Rush Limbaugh says Obama should come on his show. Michael Crowley says maybe Obama should take him up on that “If Rush really is the leader of the opposition, then why not talk to the opposition?”

What’s the worst that can happen? If the concern is elevating Limbaugh, well, he’s already been plenty elevated these past few days. And if Limbaugh acts like an ass and disrespects the president then all the more fodder for the idea that conservatives are nasty sore losers, which is a political winner for the White House. Hell, Obama might even win over some dittoheads. It would be an amazing political-cultural moment, that’s for sure.

It’s worth saying that it would actually be unusual for a President of the United States to debate the formal leader of the opposition. George Bush didn’t debate Harry Reid when the Democratic Senate minority was the main obstacle to his legislation in 2005-6 and he didn’t debate Nancy Pelosi when the Democratic House majority was the main locus of opposition to his administration. Bill Clinton didn’t debate Newt Gingrich. In our system, presidents usually affect quasi-monarchical disdain for direct engagement with the enemy.

The larger issue, meanwhile, is that the stakes would be off-kilter. If they went at it, and 25 percent of people came away impressed by Rush while 40 percent were impressed by Obama and the remaining 35 percent deemed the whole thing dumb, that would be a net benefit for Rush (who’s just a radio host, happy to have the allegiance of a large-and-impassioned minority) and a net loss for Obama (who’s a national politician who needs a broad base of support) notwithstanding the fact that Obama would have “won” in a strict sense.

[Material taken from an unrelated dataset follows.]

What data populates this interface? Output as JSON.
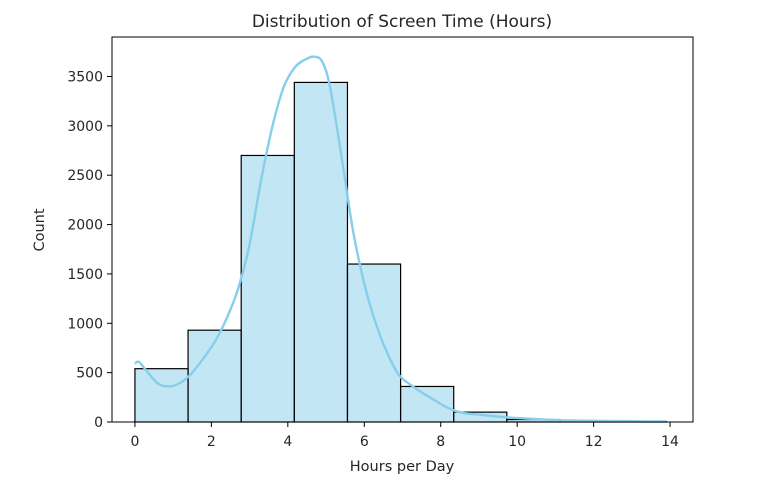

Right now, the White House is trying to exploit that mismatch. Actual GOP elected officials are, like Obama, dependent on a broad base of support. Rush isn’t, anymore than I am. So making him the public face of opposition winds up making the real opposition look bad. But the point is to win the fight with the real opposition—the folks who need to stand for re-election—not with the radio host.